Nakimuli got married in 2004 and by 2007 when she returned to school to improve her qualifications, via CPD (Continuous Professional Development), she had three children and a happy husband. Now she’d have to juggle her fulltime employment with school and looking after her family.

In 2009, she would achieve an honours degree in psychiatric nursing care, which she followed with another bachelor’s in psychological interventions in 2014 and an MSC in international Public health in 2018.

She is currently pursuing a PhD in Adolescent Psychiatry. So much for someone who was tempted to cancel her first university admission.

Mental health expert
Today, Nakimuli is a mental health expert.
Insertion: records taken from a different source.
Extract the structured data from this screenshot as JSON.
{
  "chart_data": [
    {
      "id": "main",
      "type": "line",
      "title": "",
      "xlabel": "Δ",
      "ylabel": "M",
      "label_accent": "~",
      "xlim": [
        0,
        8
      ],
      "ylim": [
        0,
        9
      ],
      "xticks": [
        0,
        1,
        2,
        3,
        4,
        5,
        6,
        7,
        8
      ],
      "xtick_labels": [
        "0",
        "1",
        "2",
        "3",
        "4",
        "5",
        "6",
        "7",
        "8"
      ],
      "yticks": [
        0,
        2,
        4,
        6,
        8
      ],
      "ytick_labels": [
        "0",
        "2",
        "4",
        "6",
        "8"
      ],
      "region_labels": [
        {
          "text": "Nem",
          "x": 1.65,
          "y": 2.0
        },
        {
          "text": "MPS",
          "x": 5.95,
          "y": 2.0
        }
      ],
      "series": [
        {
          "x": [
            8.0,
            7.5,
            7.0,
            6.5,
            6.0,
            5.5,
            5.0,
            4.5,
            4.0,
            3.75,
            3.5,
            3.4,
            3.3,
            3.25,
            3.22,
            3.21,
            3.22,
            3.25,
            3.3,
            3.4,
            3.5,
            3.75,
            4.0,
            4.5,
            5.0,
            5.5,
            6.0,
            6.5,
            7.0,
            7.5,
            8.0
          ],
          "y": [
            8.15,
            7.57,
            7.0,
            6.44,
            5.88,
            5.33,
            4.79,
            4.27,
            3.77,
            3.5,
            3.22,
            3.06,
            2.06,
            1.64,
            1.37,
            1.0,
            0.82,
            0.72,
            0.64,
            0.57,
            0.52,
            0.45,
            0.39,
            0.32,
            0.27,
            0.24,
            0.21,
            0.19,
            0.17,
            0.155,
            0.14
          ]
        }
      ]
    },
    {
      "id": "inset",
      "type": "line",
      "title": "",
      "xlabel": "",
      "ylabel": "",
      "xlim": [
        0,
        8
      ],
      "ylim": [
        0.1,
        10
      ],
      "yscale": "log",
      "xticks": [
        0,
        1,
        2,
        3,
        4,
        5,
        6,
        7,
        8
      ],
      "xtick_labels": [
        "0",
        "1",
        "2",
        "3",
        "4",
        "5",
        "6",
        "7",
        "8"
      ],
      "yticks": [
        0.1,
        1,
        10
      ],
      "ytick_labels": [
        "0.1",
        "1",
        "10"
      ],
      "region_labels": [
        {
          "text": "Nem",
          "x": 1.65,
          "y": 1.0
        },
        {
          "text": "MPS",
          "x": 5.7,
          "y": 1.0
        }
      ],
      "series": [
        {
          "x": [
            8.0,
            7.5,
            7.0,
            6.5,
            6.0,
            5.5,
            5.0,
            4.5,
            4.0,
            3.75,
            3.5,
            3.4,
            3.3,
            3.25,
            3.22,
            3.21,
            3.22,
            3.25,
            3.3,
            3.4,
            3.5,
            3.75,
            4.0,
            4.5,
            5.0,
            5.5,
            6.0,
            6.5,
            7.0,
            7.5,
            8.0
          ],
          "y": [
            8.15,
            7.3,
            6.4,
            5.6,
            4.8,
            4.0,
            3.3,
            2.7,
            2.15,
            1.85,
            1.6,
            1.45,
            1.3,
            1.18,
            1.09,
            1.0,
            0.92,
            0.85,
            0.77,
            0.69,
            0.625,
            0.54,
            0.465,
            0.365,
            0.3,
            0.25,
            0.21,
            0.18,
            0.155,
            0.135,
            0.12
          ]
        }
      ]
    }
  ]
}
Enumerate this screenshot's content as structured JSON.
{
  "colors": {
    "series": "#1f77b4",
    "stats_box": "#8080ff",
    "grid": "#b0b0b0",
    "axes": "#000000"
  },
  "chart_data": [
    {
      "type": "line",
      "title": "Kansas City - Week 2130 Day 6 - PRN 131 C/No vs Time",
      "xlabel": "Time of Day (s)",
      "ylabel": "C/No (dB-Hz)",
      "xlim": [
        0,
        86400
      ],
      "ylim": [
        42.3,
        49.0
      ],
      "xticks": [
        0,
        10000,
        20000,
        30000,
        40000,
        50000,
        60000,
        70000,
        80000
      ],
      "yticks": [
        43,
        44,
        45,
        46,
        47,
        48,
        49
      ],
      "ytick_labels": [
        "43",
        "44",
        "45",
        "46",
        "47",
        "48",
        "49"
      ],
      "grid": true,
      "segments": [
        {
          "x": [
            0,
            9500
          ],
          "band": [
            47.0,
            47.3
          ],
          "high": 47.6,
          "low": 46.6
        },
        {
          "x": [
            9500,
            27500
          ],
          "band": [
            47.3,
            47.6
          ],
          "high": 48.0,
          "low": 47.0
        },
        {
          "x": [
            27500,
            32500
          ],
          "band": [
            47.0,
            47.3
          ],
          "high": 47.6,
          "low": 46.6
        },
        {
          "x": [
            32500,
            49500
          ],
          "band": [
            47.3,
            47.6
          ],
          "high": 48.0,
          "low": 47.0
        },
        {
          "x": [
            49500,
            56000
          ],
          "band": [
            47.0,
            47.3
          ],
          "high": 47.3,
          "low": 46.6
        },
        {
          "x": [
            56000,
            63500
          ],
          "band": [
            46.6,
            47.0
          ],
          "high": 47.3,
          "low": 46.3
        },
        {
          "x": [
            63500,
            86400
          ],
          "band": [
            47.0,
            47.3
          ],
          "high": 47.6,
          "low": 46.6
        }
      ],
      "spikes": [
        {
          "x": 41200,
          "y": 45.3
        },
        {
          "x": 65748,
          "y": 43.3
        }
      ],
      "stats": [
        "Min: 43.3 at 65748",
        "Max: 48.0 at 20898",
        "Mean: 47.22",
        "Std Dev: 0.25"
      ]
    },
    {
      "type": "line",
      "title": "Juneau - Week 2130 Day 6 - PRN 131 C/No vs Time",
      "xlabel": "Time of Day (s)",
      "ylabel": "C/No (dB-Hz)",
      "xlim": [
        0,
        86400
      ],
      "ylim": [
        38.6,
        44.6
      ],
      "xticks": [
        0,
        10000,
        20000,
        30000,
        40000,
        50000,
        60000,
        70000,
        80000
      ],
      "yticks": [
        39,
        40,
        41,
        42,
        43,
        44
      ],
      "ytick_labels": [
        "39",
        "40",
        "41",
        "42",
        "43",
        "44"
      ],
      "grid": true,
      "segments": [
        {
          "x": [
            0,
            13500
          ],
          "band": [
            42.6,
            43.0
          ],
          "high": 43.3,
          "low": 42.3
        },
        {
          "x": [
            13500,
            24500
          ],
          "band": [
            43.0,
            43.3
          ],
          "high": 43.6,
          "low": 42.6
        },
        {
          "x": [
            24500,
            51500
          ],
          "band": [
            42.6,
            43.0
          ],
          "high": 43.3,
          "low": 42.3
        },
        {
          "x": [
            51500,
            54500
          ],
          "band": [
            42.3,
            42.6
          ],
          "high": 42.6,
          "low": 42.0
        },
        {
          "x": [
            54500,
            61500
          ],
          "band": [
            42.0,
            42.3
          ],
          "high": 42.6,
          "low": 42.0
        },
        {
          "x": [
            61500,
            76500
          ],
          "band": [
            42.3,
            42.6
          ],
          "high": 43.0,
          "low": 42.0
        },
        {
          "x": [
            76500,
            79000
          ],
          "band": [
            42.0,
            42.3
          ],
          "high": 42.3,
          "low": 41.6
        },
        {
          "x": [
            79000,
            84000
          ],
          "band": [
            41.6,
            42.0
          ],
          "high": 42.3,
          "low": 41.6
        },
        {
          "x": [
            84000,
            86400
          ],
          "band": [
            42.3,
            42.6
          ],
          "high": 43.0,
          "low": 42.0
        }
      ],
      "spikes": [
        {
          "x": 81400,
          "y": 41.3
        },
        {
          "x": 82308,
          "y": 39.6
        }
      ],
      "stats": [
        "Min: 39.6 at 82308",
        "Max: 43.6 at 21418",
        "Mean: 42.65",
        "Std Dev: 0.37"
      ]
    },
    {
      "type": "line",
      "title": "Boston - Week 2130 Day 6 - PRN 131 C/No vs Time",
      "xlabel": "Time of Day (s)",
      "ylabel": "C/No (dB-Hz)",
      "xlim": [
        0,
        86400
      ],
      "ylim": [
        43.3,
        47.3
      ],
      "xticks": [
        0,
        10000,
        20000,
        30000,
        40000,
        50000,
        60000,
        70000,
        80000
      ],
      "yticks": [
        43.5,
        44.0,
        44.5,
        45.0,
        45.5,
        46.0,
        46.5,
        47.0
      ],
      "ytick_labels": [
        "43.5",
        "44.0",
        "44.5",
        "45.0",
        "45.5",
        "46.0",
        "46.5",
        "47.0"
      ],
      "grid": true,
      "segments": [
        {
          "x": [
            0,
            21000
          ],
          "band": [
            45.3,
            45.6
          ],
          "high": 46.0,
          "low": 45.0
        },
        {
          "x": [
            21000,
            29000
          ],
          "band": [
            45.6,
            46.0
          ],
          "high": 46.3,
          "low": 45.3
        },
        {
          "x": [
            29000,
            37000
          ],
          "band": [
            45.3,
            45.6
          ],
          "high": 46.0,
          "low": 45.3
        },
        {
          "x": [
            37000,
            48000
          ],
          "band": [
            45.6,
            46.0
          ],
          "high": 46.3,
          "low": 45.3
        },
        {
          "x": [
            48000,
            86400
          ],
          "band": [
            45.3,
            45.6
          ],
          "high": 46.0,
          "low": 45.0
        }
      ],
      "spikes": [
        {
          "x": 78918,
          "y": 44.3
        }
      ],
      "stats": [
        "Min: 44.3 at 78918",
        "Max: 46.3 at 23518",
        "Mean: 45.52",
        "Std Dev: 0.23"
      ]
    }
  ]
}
Musawo Justina is a household name not only in the Ugandan community in the UK, but also in many other Black, Asian and other Ethnic Minorities (BAME). On top of doing face-to-face meetings with patients, under her organisation MindBody&Soul for Mental Health in BAME, she runs regular live online videos three weekends out every month. Her main intention is to bridge the information gap about mental health. Nakimuli explains her reasons for deciding to create her organisation thus:

“I had noticed the massive knowledge gap between psychiatry and physical health in the Ugandan diaspora. No different from the case back home, really. The time I spent in clinical practice also made me realise that the British gave no consideration to the cultural intersection of the BAME communities.

They felt misunderstood. They avoided services which only made them more unwell. Some have immigration issues that they are afraid to disclose to a British healthcare professional but might feel understood by a Black professional.

All this prompted me to think of ways of targeting my community.”

It is these videos that have endeared her to so many in the UK, especially during the coronavirus lockdown. The videos are equivalent to free medical consultations. She also runs Centre for Psychological Mental Health in Kansanga, here in Kampala.